İlk önce aileler İçeridekilerin tek destekçileri her akşam onları yaptıkları yürüyüşle ziyaret eden ve yalnız bırakmayan mahalle sakinleri. Yine onların gönderdikleri yiyeceklerle sabah kalkar kalkmaz çocuklara ve işçi eşlerine kahvaltı hazınlanıyor. Yine sadece onlar için hazırlanmış çay ocağını da işçiler çalıştırıyorlar. "Tek amacımız çocukların ve kadınların rahat edebilmesi" diyor 24 yıllık bir işçi. İmkânlar ölçüsünde bunu yapmaya çalışıyorlar. Temizliği ve yemekleri de işçiler yapıyorlar. Boşa geçen zaman yok. Hep birlikte görevler paylaşılıyor. Polis gibi onlar da 24 saat nöbet tutuyorlar, ama "kendi güvenlikleri" için. İşçi eşi Ayten Kasaroğlu dışarıdan gelen yiyeceklerin zaman zaman engellendiğini söylüyor. O zama kahvaltı dahi yapamıyorlarmış. Kartondan barakalar için "evimiz" diye bahsediyor Ayten Kasaroğlu. "Neden evim diyorsun" diye soruyoruz: "Burası bizim evimiz oldu. Bu sorun bitene kadar da evimiz olmaya devam edecek. 1 yaşındaki çocuğumu komşularıma emanet ettim. 4 yaşındaki yanımda." Çalıştığı dönemde eşinin 300 milyon lira ücret aldığını söyleyen Kasaroğlu, "Zaten bununla geçinmeye çalışıyorduk. Şimdi biz yine geçinmek istiyoruz. Yani işimizi istiyoruz. 'Ölmek var dönmek yok' diye slogan atılıyor. Biz sloganları boşuna atmıyoruz. Hepsi gerçek" diyor. Betonun üzerinde yattıklarını, yatak yorgan olmadığını, bazen su bile bulamadıklarını anlatıyor.

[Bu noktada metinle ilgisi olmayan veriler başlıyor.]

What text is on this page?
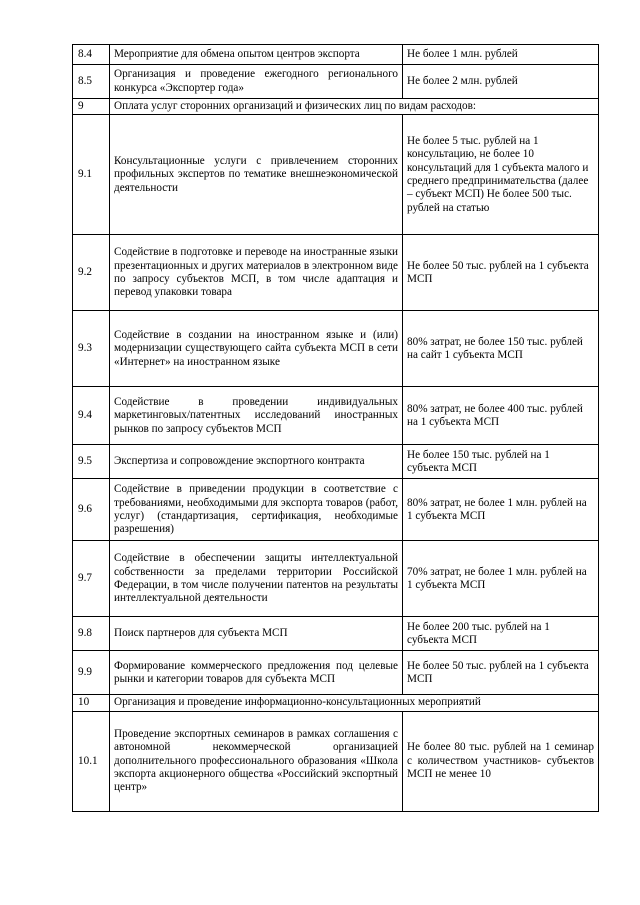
8.4	Мероприятие для обмена опытом центров экспорта	Не более 1 млн. рублей
8.5	Организация и проведение ежегодного регионального конкурса «Экспортер года»	Не более 2 млн. рублей
9	Оплата услуг сторонних организаций и физических лиц по видам расходов:	
9.1	Консультационные услуги с привлечением сторонних профильных экспертов по тематике внешнеэкономической деятельности	Не более 5 тыс. рублей на 1 консультацию, не более 10 консультаций для 1 субъекта малого и среднего предпринимательства (далее – субъект МСП) Не более 500 тыс. рублей на статью
9.2	Содействие в подготовке и переводе на иностранные языки презентационных и других материалов в электронном виде по запросу субъектов МСП, в том числе адаптация и перевод упаковки товара	Не более 50 тыс. рублей на 1 субъекта МСП
9.3	Содействие в создании на иностранном языке и (или) модернизации существующего сайта субъекта МСП в сети «Интернет» на иностранном языке	80% затрат, не более 150 тыс. рублей на сайт 1 субъекта МСП
9.4	Содействие в проведении индивидуальных маркетинговых/патентных исследований иностранных рынков по запросу субъектов МСП	80% затрат, не более 400 тыс. рублей на 1 субъекта МСП
9.5	Экспертиза и сопровождение экспортного контракта	Не более 150 тыс. рублей на 1 субъекта МСП
9.6	Содействие в приведении продукции в соответствие с требованиями, необходимыми для экспорта товаров (работ, услуг) (стандартизация, сертификация, необходимые разрешения)	80% затрат, не более 1 млн. рублей на 1 субъекта МСП
9.7	Содействие в обеспечении защиты интеллектуальной собственности за пределами территории Российской Федерации, в том числе получении патентов на результаты интеллектуальной деятельности	70% затрат, не более 1 млн. рублей на 1 субъекта МСП
9.8	Поиск партнеров для субъекта МСП	Не более 200 тыс. рублей на 1 субъекта МСП
9.9	Формирование коммерческого предложения под целевые рынки и категории товаров для субъекта МСП	Не более 50 тыс. рублей на 1 субъекта МСП
10	Организация и проведение информационно-консультационных мероприятий	
10.1	Проведение экспортных семинаров в рамках соглашения с автономной некоммерческой организацией дополнительного профессионального образования «Школа экспорта акционерного общества «Российский экспортный центр»	Не более 80 тыс. рублей на 1 семинар с количеством участников- субъектов МСП не менее 10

'Fırınlar için ağladık' En çok fırınların söndüğünü öğrendiğinde üzülmüş. Yüz kadar işçi eşi varmış. "İşçiler biliyordu fırınların söneceğini. Bizim haberimiz yoktu. Herkes birbirinin yüzüne baktı ve ağlamaya başladık" diyen Kasaroğlu'nun sözünü işçilerden Ertuğrul Öztürk kesiyor: "İki fırın söndü ama biri daha sıfır olmak üzere çalışmaya hazır üç fırın var". Öztürk'ünde 11 yaşındaki çocuğu yanında. Adı Gizem. Gizem'in Öztürk için ayrı bir önemi var. "O" diyor "direniş çocuğu., 1991'deki derinişimiz sırasında doğdu. Şimdi 11 yaşında ve yine bizim yanımızda". Vali, sendikacılar, belediye başkanı... daha pek çoklarının ziyarete gelip ne söylediklerini soruyoruz. "Net bir şey söylenmiyor. Önümüzü göremiyoruz. Ama direnmeye kararlıyız. Cam patronları buradaki sendika seçimlerinden sonra bölünme olacak diye düşündüler. 'Bu sefer kapatacağız' dediler ama yanıldılar. Ne olursa olsun buranın kapatılmaması için işçiler birlik olacaktır". Nezaket Öztürk, Ertuğrul Öztürk'ün eşi. 1991'de de eşinin yanındaymış. "10 yılda bir gelenek oldu bizde. Paşabahçe'deki birlik ve beraberlik onların amacına ulaşmasını engelliyor. Çocukları eve yolluyoruz ama ben buradayım. Çünkü eşimin daha çok yardıma ihtiyacı var." 24 yıllık işçi ile konuşuyoruz yine. Dışarıdan kendilerine destek olmaya devam etmelerini istiyor ve şunları söylüyor; "Bize işgalci gibi bakmasınlar. Bize bir işçi, emekçi gibi, ekmeğini savunan, işini savunan biri gibi baksınlar."